A menacing tone steeped in nostalgia for classics like Halloween is established from the first scene. Director David Robert Mitchell could be accused of borrowing too heavily from early John Carpenter works, but It Follows has enough original ideas to keep it from feeling derivative. There’s a lot of retro goodness here though, including a synth score from musician Disasterpiece, who is best known for his work on indie game FEZ. One of my favorite tricks that David Robert Mitchell borrowed was the use of still wide-angle shots. It was so refreshing to see that in the current horror landscape drenched in “shaky cam” found-footage movies. The location use of a crumbling Detroit landscape south of the 8 Mile only further reinforced the overall sense of uneasiness.
As Jay is continually stalked by the entity in its many forms, her friends seek to help. This brings up one of my only major issues with the flick. The dialogue is just far too flat and deadpan at points. I get what the director was going for. A lot of 1970’s and early 1980’s horror movies were great at understated dialogue and building tension via space where the monster WASN’T around. It Follows over does it though. There are scenes where the cast’s delivery feels like they are all on Quaaludes and it tends to drag within the 100 minute running time. Some more pointed dialogue could have been used at points since it seems like sometimes the group is completely disconnected from their current situation even after they’ve all accepted and experienced that the creature is real.

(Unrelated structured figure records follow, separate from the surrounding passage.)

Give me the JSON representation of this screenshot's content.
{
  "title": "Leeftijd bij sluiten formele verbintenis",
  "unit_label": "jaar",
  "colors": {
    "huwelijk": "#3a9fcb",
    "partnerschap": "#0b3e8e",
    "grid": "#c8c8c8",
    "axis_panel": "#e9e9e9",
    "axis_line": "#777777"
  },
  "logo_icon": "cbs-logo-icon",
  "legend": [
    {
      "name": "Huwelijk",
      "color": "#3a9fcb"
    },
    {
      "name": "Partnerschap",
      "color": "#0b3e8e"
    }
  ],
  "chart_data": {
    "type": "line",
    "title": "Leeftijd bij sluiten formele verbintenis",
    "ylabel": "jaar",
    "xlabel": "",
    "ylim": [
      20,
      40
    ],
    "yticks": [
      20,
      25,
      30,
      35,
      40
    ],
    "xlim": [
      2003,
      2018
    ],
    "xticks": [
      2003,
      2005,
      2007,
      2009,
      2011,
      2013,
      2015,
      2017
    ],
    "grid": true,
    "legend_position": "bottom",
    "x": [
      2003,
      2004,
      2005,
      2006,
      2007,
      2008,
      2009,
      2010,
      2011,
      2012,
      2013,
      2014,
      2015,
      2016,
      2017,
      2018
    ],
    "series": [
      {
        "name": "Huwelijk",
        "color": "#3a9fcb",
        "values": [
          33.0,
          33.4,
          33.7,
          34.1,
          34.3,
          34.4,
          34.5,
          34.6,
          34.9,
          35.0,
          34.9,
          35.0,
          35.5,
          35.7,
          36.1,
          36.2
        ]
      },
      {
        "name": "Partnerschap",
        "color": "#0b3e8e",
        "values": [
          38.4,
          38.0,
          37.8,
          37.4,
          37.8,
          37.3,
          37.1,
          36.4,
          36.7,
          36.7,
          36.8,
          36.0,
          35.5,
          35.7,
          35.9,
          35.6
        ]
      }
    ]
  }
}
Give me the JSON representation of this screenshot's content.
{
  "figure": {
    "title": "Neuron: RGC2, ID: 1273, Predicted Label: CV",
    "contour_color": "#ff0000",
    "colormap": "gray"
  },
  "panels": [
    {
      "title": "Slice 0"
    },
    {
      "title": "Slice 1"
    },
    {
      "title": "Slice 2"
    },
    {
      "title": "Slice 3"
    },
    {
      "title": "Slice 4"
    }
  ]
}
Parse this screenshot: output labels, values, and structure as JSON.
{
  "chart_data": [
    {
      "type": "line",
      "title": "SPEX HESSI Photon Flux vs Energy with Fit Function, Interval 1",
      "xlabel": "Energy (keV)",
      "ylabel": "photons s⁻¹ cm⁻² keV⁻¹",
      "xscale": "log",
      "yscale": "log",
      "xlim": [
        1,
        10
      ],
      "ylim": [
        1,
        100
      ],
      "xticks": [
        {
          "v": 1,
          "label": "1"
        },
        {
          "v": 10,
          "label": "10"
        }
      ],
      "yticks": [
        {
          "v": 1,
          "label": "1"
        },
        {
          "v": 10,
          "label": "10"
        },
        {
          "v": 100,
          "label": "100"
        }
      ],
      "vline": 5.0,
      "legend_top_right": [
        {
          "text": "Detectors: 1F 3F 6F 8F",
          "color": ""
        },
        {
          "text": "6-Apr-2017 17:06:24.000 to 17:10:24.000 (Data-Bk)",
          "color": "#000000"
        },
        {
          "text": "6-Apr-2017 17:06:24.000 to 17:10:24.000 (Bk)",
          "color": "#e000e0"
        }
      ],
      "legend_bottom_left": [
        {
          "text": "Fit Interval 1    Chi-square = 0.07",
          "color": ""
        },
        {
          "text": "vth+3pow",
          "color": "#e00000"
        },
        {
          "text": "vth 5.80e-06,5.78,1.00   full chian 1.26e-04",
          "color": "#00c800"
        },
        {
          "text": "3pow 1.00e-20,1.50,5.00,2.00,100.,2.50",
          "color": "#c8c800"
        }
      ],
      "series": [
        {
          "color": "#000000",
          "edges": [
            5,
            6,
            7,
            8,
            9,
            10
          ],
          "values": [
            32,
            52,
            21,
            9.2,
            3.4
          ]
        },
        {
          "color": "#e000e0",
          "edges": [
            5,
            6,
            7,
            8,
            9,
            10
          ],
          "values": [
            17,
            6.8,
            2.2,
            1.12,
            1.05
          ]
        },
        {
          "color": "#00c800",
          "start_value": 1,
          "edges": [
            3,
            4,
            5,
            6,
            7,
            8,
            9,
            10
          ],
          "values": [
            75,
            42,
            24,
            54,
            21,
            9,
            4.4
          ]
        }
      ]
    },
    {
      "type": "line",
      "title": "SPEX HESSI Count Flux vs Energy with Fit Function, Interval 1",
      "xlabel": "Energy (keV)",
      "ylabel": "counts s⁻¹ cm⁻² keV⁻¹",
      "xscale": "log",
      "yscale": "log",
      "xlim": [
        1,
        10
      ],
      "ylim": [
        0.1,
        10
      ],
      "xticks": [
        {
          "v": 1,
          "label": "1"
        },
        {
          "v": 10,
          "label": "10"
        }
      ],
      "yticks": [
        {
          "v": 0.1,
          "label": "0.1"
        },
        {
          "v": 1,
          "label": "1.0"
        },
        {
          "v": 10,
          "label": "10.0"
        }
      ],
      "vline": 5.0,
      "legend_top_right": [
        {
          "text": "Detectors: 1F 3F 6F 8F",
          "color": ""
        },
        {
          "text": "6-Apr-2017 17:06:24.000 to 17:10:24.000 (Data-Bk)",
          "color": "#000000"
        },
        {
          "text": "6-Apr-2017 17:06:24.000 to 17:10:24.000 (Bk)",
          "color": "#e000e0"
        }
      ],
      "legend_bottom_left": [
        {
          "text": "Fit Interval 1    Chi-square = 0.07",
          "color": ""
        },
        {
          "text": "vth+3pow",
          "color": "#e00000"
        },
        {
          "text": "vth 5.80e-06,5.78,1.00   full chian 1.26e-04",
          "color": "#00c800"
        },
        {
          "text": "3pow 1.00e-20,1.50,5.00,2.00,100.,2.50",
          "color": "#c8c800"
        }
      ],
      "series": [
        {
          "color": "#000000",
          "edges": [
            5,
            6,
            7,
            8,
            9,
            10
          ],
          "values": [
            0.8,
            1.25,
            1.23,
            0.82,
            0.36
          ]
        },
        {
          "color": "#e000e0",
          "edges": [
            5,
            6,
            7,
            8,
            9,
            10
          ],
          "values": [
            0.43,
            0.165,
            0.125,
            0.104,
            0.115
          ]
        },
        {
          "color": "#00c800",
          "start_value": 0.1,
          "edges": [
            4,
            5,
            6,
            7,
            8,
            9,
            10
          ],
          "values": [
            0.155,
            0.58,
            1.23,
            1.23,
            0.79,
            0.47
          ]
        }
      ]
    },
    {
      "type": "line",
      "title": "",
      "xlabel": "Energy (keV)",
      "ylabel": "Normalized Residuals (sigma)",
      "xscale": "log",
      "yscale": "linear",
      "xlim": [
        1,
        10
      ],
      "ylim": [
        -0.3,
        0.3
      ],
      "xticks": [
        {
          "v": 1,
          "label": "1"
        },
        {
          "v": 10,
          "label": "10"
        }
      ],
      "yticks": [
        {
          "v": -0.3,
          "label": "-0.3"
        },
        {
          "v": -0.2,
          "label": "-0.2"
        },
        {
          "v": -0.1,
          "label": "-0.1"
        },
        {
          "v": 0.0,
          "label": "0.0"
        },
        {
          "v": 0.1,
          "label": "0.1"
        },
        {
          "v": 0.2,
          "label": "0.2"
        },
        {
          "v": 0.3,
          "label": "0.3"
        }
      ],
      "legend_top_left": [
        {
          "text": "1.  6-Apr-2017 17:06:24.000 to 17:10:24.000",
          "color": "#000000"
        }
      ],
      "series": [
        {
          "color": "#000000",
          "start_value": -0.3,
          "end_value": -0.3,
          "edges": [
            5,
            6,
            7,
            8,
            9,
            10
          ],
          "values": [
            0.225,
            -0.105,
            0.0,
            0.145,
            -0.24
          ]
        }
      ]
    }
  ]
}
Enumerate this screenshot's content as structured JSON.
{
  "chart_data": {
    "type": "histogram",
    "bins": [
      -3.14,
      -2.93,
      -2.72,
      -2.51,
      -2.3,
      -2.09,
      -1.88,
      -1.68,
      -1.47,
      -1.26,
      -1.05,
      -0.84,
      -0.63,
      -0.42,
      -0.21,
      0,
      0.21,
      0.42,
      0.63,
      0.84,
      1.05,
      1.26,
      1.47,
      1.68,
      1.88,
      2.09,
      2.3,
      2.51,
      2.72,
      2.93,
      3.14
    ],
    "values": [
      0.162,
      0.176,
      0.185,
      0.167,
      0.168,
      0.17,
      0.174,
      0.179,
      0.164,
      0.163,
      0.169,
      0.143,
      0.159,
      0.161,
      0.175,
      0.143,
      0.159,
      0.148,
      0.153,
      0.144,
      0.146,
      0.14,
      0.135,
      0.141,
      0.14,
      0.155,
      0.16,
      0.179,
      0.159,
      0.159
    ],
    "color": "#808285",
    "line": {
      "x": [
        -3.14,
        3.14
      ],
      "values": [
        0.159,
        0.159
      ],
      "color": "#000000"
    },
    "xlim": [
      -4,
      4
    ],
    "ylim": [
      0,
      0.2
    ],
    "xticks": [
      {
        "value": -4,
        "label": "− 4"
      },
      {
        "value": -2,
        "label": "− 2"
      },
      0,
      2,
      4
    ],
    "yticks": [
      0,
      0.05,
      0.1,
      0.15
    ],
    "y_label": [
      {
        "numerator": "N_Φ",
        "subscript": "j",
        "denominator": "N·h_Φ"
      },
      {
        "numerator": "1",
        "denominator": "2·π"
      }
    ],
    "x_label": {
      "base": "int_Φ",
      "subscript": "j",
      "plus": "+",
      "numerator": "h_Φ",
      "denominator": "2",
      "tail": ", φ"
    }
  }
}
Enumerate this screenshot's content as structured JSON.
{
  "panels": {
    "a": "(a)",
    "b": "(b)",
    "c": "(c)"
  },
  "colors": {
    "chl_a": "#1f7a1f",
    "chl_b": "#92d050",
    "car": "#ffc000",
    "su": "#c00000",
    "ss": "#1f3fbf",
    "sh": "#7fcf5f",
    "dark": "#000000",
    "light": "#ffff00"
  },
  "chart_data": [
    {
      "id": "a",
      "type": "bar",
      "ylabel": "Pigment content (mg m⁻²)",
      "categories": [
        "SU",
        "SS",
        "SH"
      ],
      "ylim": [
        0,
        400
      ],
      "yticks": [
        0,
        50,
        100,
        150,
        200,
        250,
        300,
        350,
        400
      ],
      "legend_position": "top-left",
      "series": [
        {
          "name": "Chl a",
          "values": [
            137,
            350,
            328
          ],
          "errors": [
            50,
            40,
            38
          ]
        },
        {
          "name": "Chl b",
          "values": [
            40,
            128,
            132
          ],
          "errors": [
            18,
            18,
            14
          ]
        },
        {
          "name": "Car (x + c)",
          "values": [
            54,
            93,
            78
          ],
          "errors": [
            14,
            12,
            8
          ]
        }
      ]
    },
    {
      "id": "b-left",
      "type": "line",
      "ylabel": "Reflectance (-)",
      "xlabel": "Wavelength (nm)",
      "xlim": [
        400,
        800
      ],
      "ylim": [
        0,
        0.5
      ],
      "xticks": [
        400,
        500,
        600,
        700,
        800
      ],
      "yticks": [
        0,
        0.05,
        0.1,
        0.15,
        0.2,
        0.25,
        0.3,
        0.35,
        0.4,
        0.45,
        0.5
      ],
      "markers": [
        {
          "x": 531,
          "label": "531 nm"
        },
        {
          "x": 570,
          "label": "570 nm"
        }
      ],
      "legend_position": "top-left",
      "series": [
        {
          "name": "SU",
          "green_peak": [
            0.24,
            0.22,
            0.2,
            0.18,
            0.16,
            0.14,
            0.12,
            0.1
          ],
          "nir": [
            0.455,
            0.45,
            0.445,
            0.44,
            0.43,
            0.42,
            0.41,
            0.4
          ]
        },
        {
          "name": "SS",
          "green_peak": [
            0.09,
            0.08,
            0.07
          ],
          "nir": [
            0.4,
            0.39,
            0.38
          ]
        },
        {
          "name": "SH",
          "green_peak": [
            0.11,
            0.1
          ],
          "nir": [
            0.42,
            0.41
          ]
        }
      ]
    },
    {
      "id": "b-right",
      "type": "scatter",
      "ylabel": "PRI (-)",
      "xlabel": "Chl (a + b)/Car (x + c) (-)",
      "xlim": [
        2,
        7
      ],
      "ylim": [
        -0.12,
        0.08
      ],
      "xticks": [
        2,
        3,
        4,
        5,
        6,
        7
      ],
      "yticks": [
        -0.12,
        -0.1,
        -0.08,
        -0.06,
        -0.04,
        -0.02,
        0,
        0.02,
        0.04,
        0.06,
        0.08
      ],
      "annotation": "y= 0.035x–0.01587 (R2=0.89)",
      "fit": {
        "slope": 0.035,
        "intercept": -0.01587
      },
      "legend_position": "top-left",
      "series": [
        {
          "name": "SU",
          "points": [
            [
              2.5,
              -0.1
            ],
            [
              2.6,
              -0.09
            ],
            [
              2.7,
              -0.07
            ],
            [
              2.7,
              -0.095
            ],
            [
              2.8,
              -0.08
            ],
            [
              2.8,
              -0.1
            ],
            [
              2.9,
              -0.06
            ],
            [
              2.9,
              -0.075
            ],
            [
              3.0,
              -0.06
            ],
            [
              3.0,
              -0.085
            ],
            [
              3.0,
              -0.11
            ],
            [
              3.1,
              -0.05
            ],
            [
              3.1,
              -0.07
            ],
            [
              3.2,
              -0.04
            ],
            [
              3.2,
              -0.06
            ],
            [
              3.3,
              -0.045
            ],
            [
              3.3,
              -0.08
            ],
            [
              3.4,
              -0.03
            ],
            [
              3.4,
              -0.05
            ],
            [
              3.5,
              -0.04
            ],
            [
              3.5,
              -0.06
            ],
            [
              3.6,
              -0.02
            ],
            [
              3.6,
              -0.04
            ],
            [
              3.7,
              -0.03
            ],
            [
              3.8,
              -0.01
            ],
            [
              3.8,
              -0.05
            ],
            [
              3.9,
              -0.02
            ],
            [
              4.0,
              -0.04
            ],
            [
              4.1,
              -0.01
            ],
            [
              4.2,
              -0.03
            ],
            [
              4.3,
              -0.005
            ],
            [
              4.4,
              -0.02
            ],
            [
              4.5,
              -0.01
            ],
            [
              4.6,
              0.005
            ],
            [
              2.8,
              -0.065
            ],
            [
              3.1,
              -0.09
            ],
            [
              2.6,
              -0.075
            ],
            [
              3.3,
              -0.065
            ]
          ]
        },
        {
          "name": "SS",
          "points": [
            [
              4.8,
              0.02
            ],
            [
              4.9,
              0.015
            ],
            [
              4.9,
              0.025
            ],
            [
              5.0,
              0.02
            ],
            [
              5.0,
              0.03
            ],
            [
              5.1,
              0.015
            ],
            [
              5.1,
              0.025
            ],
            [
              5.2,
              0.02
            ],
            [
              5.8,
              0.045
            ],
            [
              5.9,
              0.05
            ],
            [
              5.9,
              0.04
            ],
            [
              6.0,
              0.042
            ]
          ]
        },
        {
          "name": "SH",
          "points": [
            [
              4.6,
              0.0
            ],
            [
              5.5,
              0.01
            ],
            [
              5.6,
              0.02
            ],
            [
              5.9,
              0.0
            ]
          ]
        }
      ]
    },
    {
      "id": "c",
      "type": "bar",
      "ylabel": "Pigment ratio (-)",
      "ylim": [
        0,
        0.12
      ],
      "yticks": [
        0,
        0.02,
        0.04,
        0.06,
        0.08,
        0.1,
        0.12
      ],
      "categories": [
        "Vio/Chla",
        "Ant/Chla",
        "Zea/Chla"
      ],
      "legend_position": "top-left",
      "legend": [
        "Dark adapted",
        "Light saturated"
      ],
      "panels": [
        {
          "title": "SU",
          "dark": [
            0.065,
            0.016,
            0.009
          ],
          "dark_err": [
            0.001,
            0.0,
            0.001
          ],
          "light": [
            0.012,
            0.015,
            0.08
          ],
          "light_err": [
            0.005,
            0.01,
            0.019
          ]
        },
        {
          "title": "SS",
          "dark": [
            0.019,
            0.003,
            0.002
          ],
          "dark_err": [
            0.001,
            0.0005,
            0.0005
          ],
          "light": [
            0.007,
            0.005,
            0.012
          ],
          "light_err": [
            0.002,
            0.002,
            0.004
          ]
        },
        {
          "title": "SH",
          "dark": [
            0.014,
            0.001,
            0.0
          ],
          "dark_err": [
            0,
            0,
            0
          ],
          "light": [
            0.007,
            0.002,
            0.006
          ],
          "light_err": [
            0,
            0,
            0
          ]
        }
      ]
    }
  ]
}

Another gripe I had was the relative malaise that seems to overwhelm the characters in the final act. Without getting into spoiler territory, It Follows does not have a happy ending. I suppose you could read into the plot as one giant metaphor for the feelings of sexual guilt and disillusionment teens and young adults feel, but let’s not get too pretentious about this, it’s a movie about killer ghost stalking people. The ending didn’t bother me, in fact, I liked it. What bothered me was the film's climax never really hit home as hard as I felt it should have after all the build up. Also, certain characters make absurd choices that not even a hormone-addled teenager likely would in real life.
Back to my earlier statement, there’s a lot to like about It Follows. Minor flaws aside, it is one of the best horror movies I’ve watched this year. It’s highly effective in what it sets out to do and manages to evoke plenty of terror without relying on gore or cheap jump scares. However, go in with tempered expectations because a lot of the hyperbolic praise it has received (I’m looking at you “Horror film of the decade” tagline) could set viewers up for disappointment, and that would be a shame.